2018 · Joram Lürsen
A reading · through the lens of theory
The Resistance Banker achieves its tension by submitting the action-image — cinema's sensory-motor chain of danger, decision, and consequence — to an unusual set of instruments: not guns or sabotage but ledgers, promissory notes, and professional trust converted into weapons. The film's procedural engine, the how of Walraven van Hall's scheme against the Dutch central bank, runs on the same generic logic as the heist thriller, yet its stakes are denominated in florins and signatures, which is itself an argument about what courage looks like in a suit. This displacement is sustained by Mark van Aller's mise-en-scène: low grey northern light, interiors made to feel underheated and provisional, a color palette so drained of warmth it renders warmth a moral luxury. That wintry restraint is not decoration — it is meaning, making concealment atmospheric, staging each desk-side conversation as a small theater of exposure.
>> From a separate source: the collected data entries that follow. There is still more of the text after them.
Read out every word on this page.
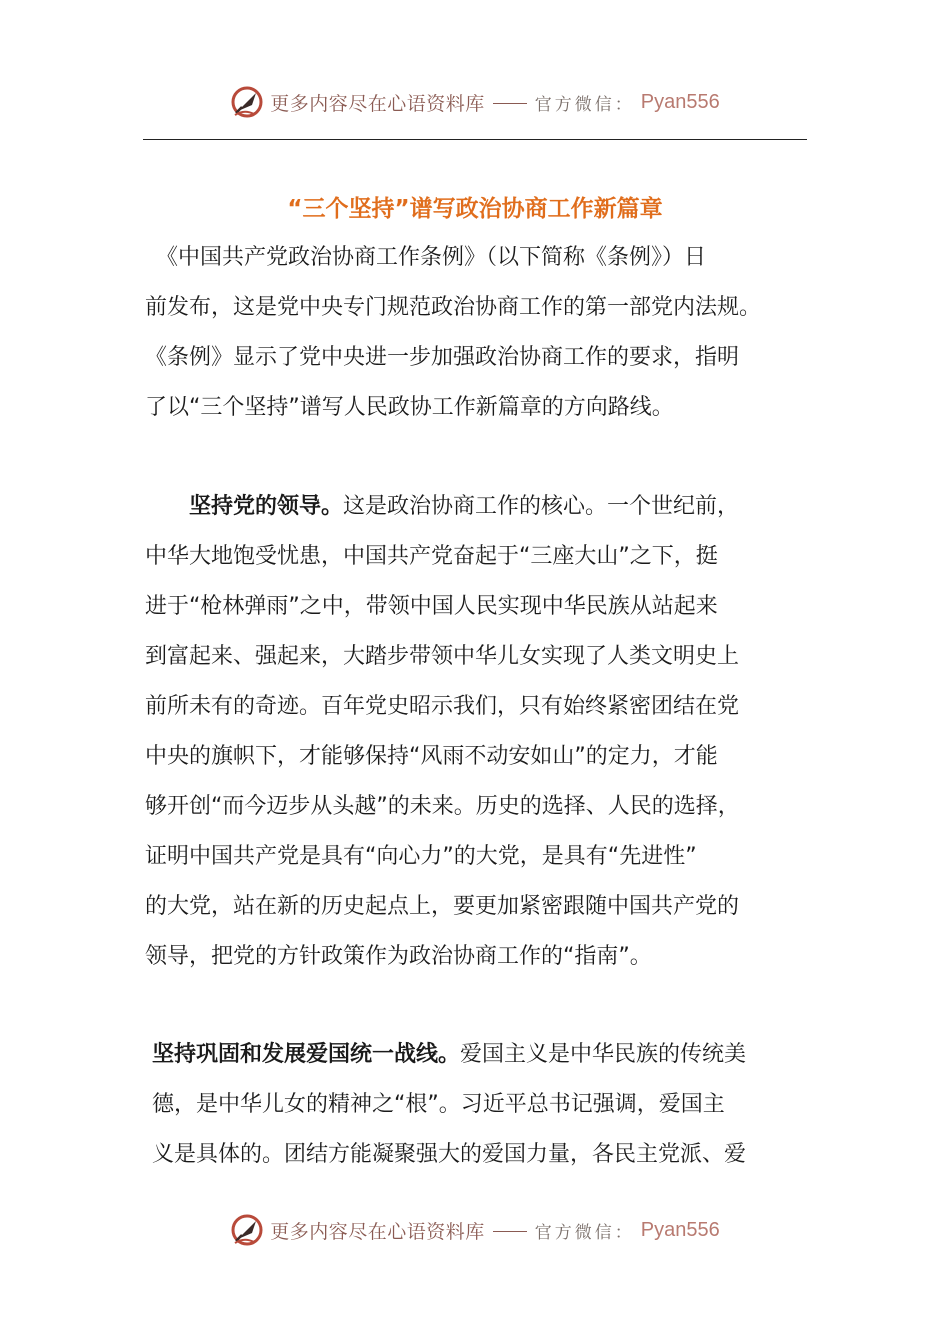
更多内容尽在心语资料库	官方微信： Pyan556
“三个坚持”谱写政治协商工作新篇章
　《中国共产党政治协商工作条例》（以下简称《条例》）日
前发布，这是党中央专门规范政治协商工作的第一部党内法规。
《条例》显示了党中央进一步加强政治协商工作的要求，指明
了以“三个坚持”谱写人民政协工作新篇章的方向路线。
　　坚持党的领导。这是政治协商工作的核心。一个世纪前，
中华大地饱受忧患，中国共产党奋起于“三座大山”之下，挺
进于“枪林弹雨”之中，带领中国人民实现中华民族从站起来
到富起来、强起来，大踏步带领中华儿女实现了人类文明史上
前所未有的奇迹。百年党史昭示我们，只有始终紧密团结在党
中央的旗帜下，才能够保持“风雨不动安如山”的定力，才能
够开创“而今迈步从头越”的未来。历史的选择、人民的选择，
证明中国共产党是具有“向心力”的大党，是具有“先进性”
的大党，站在新的历史起点上，要更加紧密跟随中国共产党的
领导，把党的方针政策作为政治协商工作的“指南”。
坚持巩固和发展爱国统一战线。爱国主义是中华民族的传统美
德，是中华儿女的精神之“根”。习近平总书记强调，爱国主
义是具体的。团结方能凝聚强大的爱国力量，各民主党派、爱
更多内容尽在心语资料库	官方微信： Pyan556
The clearest craft debt runs to Jean-Pierre Melville's Army of Shadows (1969), which established the grammar of resistance as bureaucratic procedure: cell logistics handled with clerical economy, dread generated not by spectacle but by the cold arithmetic of who knows what and when. The same arithmetic governs every scene in which van Hall must persuade, deceive, or simply outlast an interlocutor. Where most occupation films reach for the visceral, The Resistance Banker remains in the register of genre as institutional drama, honoring and narrowing its Dutch WWII cycle by making finance the battlefield — the bank not merely a setting but the primary theater of moral consequence.